In residential areas, where ownership is defined by the size and color of one’s lawn, there seem to be two philosophies. Some homeowners simply navigate the narrow passages like an Olympic giant slalom skier. They seldom complain and often wave to one another as they wait their turn and allow other drivers to pass on the correct side of the road. Others call their HOA leaders and demand the issue be addressed at an emergency meeting of the homeowners.
Some can’t help their dilemma. Their garage is full of a lifetime of accumulations, a teenager has gotten their license, or maybe the new boat looks better in the driveway than on the street.
But there are matters to consider when parking by the curb. There is the possibility of blocking your neighbors’ view when backing out of their own garage. Children are not as cautious as they should be and often dart out from behind parked cars without looking. And if both sides of the lane are used, there is the potential for blocking emergency vehicles. Ambulances and firetrucks often need more than one lane to navigate a residential area.

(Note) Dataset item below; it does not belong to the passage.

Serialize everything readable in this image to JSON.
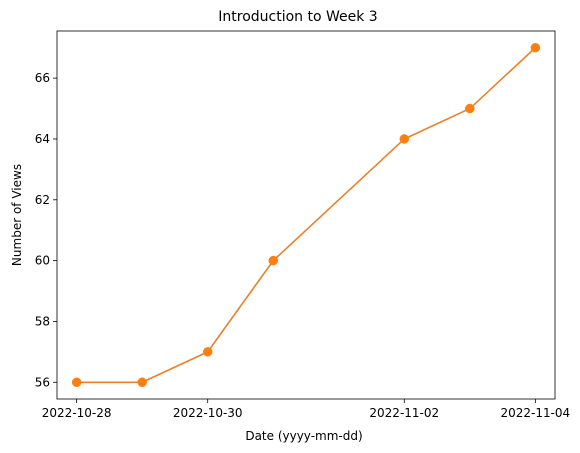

Business districts (what we affectionately call tourist traps) are also enamored with on street parking. Parking lots offer more spaces, but the convenience of parking right in front of a business often promotes a quicker sale. Also, those businesses closer to the public lots have an advantage over those farther down the footpath. But the on-street parking often causes traffic tie-ups as drivers attempt to squeeze into or out of a space.
Ordinances regarding these issues are few, so let your common sense prevail. Park in your driveway and drive on the parkway.